The present invention relates to devices for the real time display by holographic interferometry of deformations of vibrating or deformable structures.
In numerous fields, it is useful to be able to carry out a non-destructive control or inspection on stressed mechanical parts. In the case of slow deformations, it is known to use devices based on conventional holography, observation being made possible by the memory effect inherent in the holographic media. The recording of two successive wave fronts with the same reference beam and the restoration by this reference beam of the recorded fringes makes it possible to create an interference pattern corresponding to the deformations. The localization of the fringes is directly linked with the deformations occurring between the recorded states. High resolution photographic supports are used as the recording medium, but they require chemical developing and a very precise repositioning, and, particularly in the case of vibrating structures, it is not possible to follow the deformations of the structures.
To provide a solution to this problem, it is known to use as the recording medium photosensitive electrooptical materials such as bismuth and silicon oxides (BSO) or bismuth and germanium oxide (BGO). In the case of such materials, the network of fringes created by the interference of the wave front coming from the object and the reference wave front induces in real time, to within the recording time of the material, a system of index layers constituting a hologram characterizing the object wave front. It diffracts part of the energy of the incident reference wave front in accordance with a diffracted wave, whose wave front is isomorphic of the object wave front. On replacing a mirror perpendicular to the path of the reference wave transmitted by the crystal in order to reflect said reference wave onto the crystal, the system of index layers inscribed in the crystal gives rise to a conjugate wave of the object wave on the basis of said reflected reference beam.

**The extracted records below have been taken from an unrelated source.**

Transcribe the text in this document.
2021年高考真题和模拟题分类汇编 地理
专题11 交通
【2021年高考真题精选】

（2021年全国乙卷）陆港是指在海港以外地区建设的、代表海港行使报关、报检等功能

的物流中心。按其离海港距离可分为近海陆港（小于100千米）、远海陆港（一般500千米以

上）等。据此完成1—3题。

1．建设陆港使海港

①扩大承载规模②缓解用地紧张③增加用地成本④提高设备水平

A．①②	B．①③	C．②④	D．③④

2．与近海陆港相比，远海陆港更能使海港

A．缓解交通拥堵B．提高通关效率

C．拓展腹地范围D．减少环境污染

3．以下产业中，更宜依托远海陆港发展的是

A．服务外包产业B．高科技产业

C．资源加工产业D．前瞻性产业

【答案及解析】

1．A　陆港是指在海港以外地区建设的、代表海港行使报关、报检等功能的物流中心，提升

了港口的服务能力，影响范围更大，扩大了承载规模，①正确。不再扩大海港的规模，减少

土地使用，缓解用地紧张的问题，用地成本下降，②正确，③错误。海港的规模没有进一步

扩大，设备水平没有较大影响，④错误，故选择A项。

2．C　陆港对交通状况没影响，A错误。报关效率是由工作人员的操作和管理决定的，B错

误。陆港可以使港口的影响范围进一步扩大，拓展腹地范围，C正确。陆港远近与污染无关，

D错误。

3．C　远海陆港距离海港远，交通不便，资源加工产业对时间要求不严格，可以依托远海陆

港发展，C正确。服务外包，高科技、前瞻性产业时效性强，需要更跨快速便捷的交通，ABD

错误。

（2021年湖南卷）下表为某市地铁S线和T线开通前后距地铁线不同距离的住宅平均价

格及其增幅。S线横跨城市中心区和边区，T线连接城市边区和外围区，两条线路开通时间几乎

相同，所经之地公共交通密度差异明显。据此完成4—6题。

Such a property is used in the construction of a device for the display of deformable structure deformations by holographic interferometry. This device forms the subject matter of French patent application No. 7,708,627 filed on Mar. 23, 1977.
This device is used either for revealing the slow deformation of an object between two exposures or for studying the rapid vibrations of an object or part of an object. In the latter case, if the recording material exposure recording time is long compared with the vibration cycle and if the maximum amplitude .DELTA.e of the deformation does not exceed a few dozen times the radiation wavelength .lambda., the image obtained then corresponds to the image of the object to be analysed modulated by black fringes corresponding to the zeros of the Bessel function ##EQU1##
This device functions by retroreflection of the reference wave, generation of the conjugate wave front in the recording material and separation of this conjugate wave front from the incident object wave front by means of a semi-transparent plate. The reference wave consequently passes into the crystal twice and bearing in mind the absorption coefficients at the wavelengths used of about 500 nm, an optimum material thickness of about 2 mm is obtained.
However, such a device does not make it possible to observe interferograms of vibrating objects larger than 6 or 7 cm. The essential limitation is the energy available in the image plane generated by the conjugate wave front. This is in fact the energy of the retroreflected reference beam fraction diffracted by the photo-induced index system and the higher the modulation factor m of the fringes the higher the diffraction efficiency and it is in fact proportional to the square of m.
However, the modulation factor of the fringes is dependent on the ratio of the interfering beams. In the envisaged application, this ratio is approximately 10.sup.-3 to 10.sup.-4, corresponding to an extremely low modulation factor of the fringes of approximately 2.times.10.sup.-2. Compared with a modulation factor of 1, the energy available in the image is much lower by a factor of 4.times.10.sup.-4. Another consequence of the low modulation factor is that the recording time is longer. To obtain interferograms of diffusing objects, it is also necessary to have optimum conditions with regards to the quality of the crystal, the planarity of the reference wave, the crystal faces, etc.
Attempts have been made to obviate these disadvantages for obtaining interferograms of large 3D objects without it being necessary to perfect the operating conditions, by using wave coupling phenomena in thick photosensitive supports, such as the BSO monocrystal.
Physically, wave coupling leads to a significant energy transfer from the reference beam to the object beam after passing through the crystal. The directly transmitted object beam intensity is in practice increased by a factor of 2 to 3 in the presence of a reference beam which, under these conditions, acts as a pumping wave.
Thus, under these conditions, it is possible to discern the interferogram of the object on the path of the object beam emerging from the recording medium without being excessively disturbed by the radiation directly transmitted by the object. This leads to a significant simplification to the device by eliminating the shutters or mirrors which are indispensible in the prior art device operating by generation of the conjugate wave front.